Editorial del programa Razón de Estado número 205
En América Latina hemos vivido por décadas el perverso maleficio del péndulo de la historia, saltando de un extremo a otro; de la incompetencia a la demagogia, del subdesarrollo político a la corrupción; de la infamia y la ausencia de estadistas al vergonzoso patrimonio compartido por izquierdas y derechas de nuestro Continente.
Costará el sacrificio de muchos años y generaciones completas de latinoamericanos, limpiar, refundar y construir naciones democráticas que sean dignas de ese nombre.
Las excepciones conocidas, son eso, excepciones. Aisladas y escasas.
Los pueblos latinoamericanos hemos sido un público sumiso y obediente al que charlatanes, ideólogos y populistas prometen a diario la llegada de una panacea social, política y económica; y como nunca llega, dice un maestro, nos hemos habituado a una espera quietista y absurda; lo que explica que el presente sea siempre dolor, el futuro magia blanca y el pasado melancolía; tres rasgos fundamentales del drama latino que se refuerzan a diario desde púlpitos, cátedras y tribunas.
En la estéril esperanza de la curación de sus frustraciones, más de la tercera parte de latinoamericanos – esto es más de 200 millones de seres humanos – querrían emigrar a esa geografía que se conoce como el mundo libre desarrollado.
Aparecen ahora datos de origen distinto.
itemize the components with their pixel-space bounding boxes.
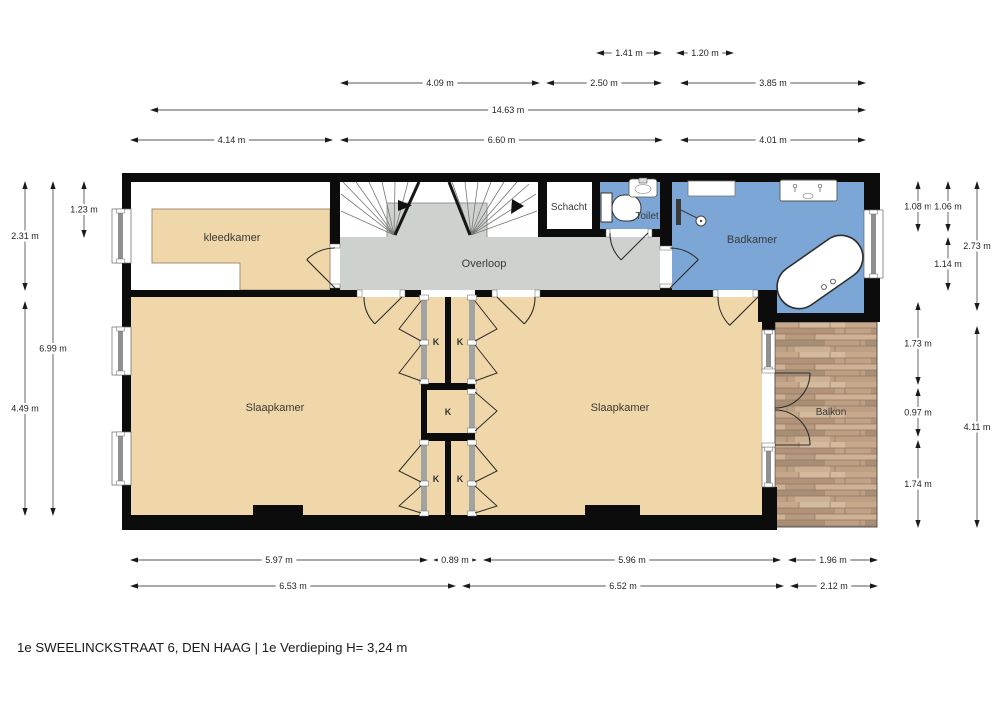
dimension-label: 1.06 m [934,202,962,212]
label-closet-2: K [457,337,464,347]
sink-icon [629,178,657,197]
label-closet-3: K [445,407,452,417]
dimension-label: 4.14 m [218,135,246,145]
dimension-label: 1.08 m [904,202,932,212]
dimension-label: 5.97 m [265,555,293,565]
dimension-label: 6.99 m [39,344,67,354]
label-closet-1: K [433,337,440,347]
dimension-label: 14.63 m [492,105,525,115]
dimension-h: 0.89 m [433,555,477,566]
label-closet-4: K [433,474,440,484]
dimension-label: 1.73 m [904,339,932,349]
chimney-right [585,505,640,517]
dimension-label: 4.49 m [11,404,39,414]
window-balkon-2 [762,447,775,487]
label-overloop: Overloop [462,258,507,270]
dimension-label: 6.60 m [488,135,516,145]
window-balkon-1 [762,330,775,371]
dimension-label: 6.53 m [279,581,307,591]
dimension-label: 4.09 m [426,78,454,88]
label-slaapkamer-left: Slaapkamer [246,402,305,414]
bathroom-window-niche [688,181,735,196]
floor-plan: kleedkamer Overloop Schacht Toilet Badka… [0,0,1000,707]
dimension-label: 4.01 m [759,135,787,145]
dimension-label: 1.74 m [904,479,932,489]
dimension-label: 1.41 m [615,48,643,58]
dimension-label: 6.52 m [609,581,637,591]
dimension-label: 2.31 m [11,231,39,241]
window-slaapkamer-left-2 [112,432,131,485]
dimension-label: 4.11 m [964,422,991,432]
label-toilet: Toilet [635,211,659,222]
floorplan-canvas: kleedkamer Overloop Schacht Toilet Badka… [0,0,1000,707]
dimension-label: 1.20 m [691,48,719,58]
dimension-label: 2.12 m [820,581,848,591]
window-slaapkamer-left-1 [112,327,131,375]
dimension-label: 2.73 m [963,241,991,251]
dimension-label: 0.97 m [904,408,932,418]
label-badkamer: Badkamer [727,234,777,246]
dimension-label: 2.50 m [590,78,618,88]
dimension-label: 1.96 m [819,555,847,565]
label-schacht: Schacht [551,202,587,213]
dimension-label: 1.14 m [934,259,962,269]
dimension-label: 0.89 m [441,555,469,565]
label-kleedkamer: kleedkamer [204,232,261,244]
vanity-icon [780,180,837,201]
chimney-left [253,505,303,517]
window-kleedkamer [112,209,131,263]
dimension-label: 3.85 m [759,78,787,88]
window-badkamer [864,210,883,278]
label-slaapkamer-right: Slaapkamer [591,402,650,414]
label-closet-5: K [457,474,464,484]
room-balkon [775,322,877,527]
label-balkon: Balkon [816,407,847,418]
plan-title: 1e SWEELINCKSTRAAT 6, DEN HAAG | 1e Verd… [17,640,407,655]
dimension-label: 1.23 m [70,205,98,215]
dimension-label: 5.96 m [618,555,646,565]
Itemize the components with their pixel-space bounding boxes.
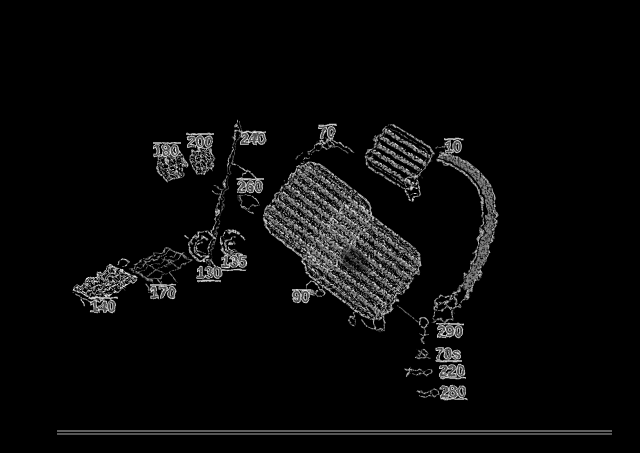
svg-text:130: 130 [196,265,222,282]
svg-text:170: 170 [150,285,176,302]
svg-text:70: 70 [318,125,335,142]
svg-text:200: 200 [187,134,213,151]
svg-text:140: 140 [90,299,116,316]
svg-text:180: 180 [153,143,179,160]
svg-text:290: 290 [437,324,463,341]
svg-text:90: 90 [292,289,309,306]
svg-text:240: 240 [240,131,266,148]
svg-text:10: 10 [444,139,461,156]
svg-text:260: 260 [237,179,263,196]
svg-text:135: 135 [221,254,247,271]
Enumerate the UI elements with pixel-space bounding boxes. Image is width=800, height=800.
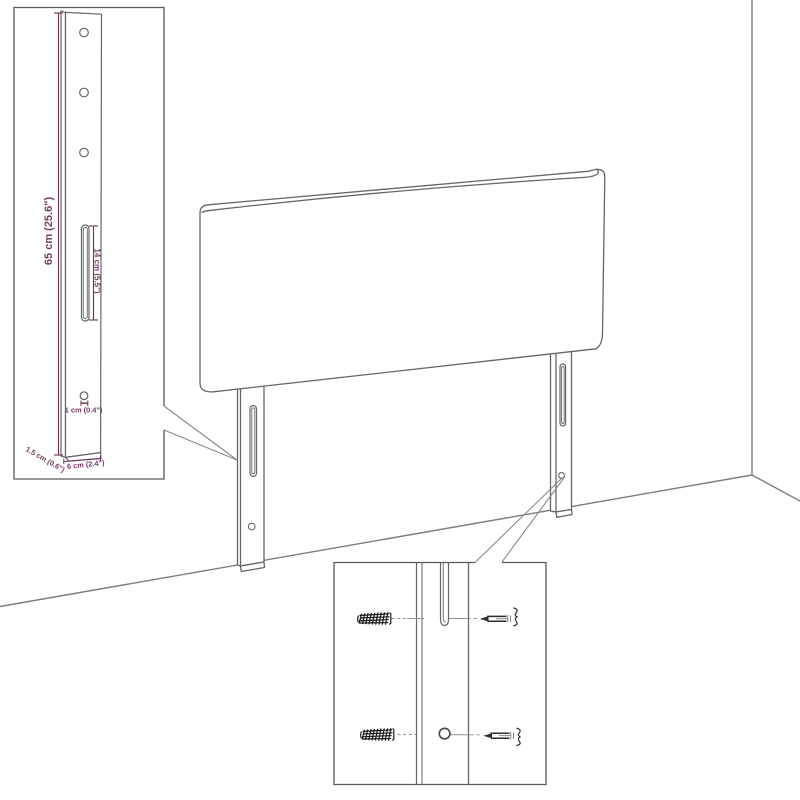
svg-text:14 cm (5.5"): 14 cm (5.5") bbox=[93, 248, 102, 293]
svg-text:1 cm (0.4"): 1 cm (0.4") bbox=[65, 406, 103, 415]
svg-text:65 cm (25.6"): 65 cm (25.6") bbox=[43, 197, 55, 266]
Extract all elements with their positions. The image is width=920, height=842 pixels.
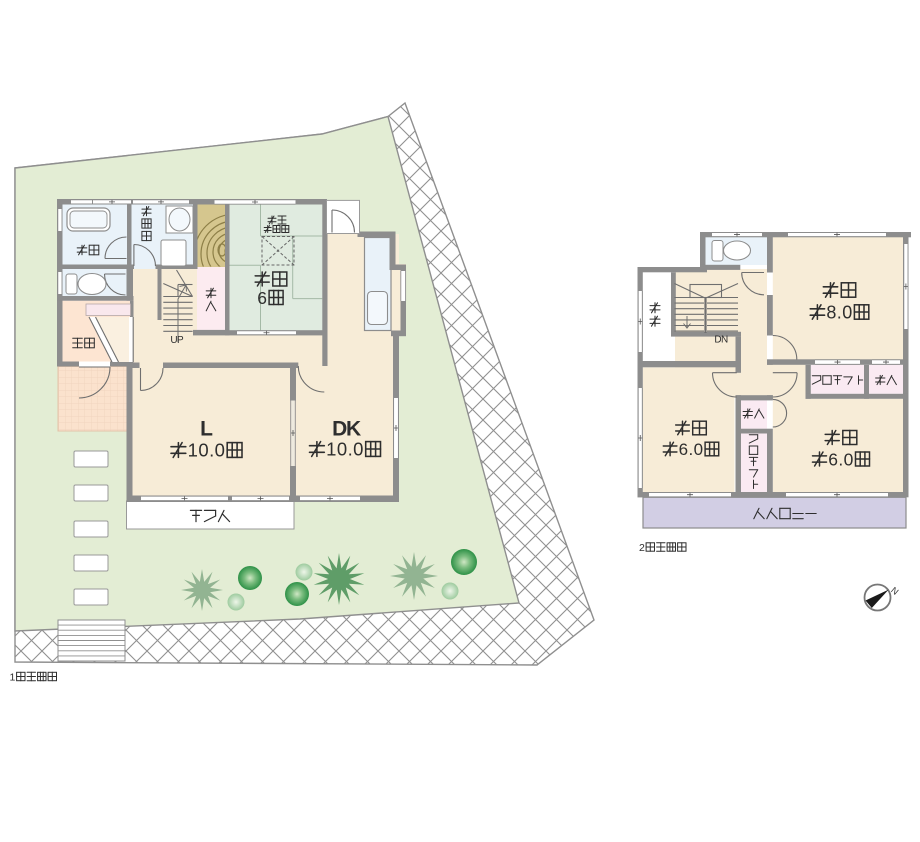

Estados Unidos y Europa.
Cuando se es pobre, el porvenir, el futuro prometido, siempre es mejor que un presente de salud precaria, hambre añeja y trabajo agotador.
La frustración de no poder alcanzar una vida digna en el presente, porque se come mal y poco y la vida es breve, se alivia porque el futuro está siempre lleno de promesas.
Este es el espíritu que anima a esos héroes a los que llaman emigrantes cuando emprenden el peligroso camino en busca de un mejor destino a causa del fracaso de sus naciones.
Esa admirable prueba de coraje y sacrifico a la que se atreven esos millones de seres humanos que cruzan clandestinamente las fronteras de esa geografía a la que llamamos primer mundo se debe a que van en busca de una oportunidad de vida, de prosperidad, de paz, de respeto a su integridad física; van en busca de Estados e instituciones que funcionan. Anhelan seguridad legal sabiendo que violan la ley, pero sienten que ejercen un derecho natural y moral que ninguna norma jurídica ha podido contener.
El sueño de atravesar el Río Grande, o los riesgos de cruzar los cayos de la Florida o las barreras electrificadas de Tijuana, o los muelles de Marsella, o el estrecho de Gibraltar, para luego subir a trenes y camiones traicioneros, son solo algunos de los peligros que han costado vidas y separado familias. Y esto, por huir de la pobreza, del populismo, del hambre, de la corrupción, de la falta de libertad, de la falta de oportunidades, de la violencia, del desempleo y la desesperanza.
Esa válvula de escape de presión social que es la emigración está más abierta que nunca. A pesar de sus esfuerzos para evitarlo, o al menos ordenarlo, el primer mundo se está llenando de latinos, africanos, asiáticos y musulmanes.
Más que una pena, es una tragedia vergonzosa que tantos países del mundo no puedan ofrecer a su gente un presente de dignidad y un futuro de esperanza. Esa gente está votando con los pies. Emigra y envía a casa parte de su ingreso. Las remesas que hoy mantienen países a flote.
Lo que está claro, es que, si seguimos como vamos y no corregimos los desajustes del mundo de hoy; con los descubrimientos recientes sobre El Universo, podremos considerar la posibilidad de que todos, emigremos, pero a otro planeta. Habrá que ver si a los terrícolas nos quieren allá.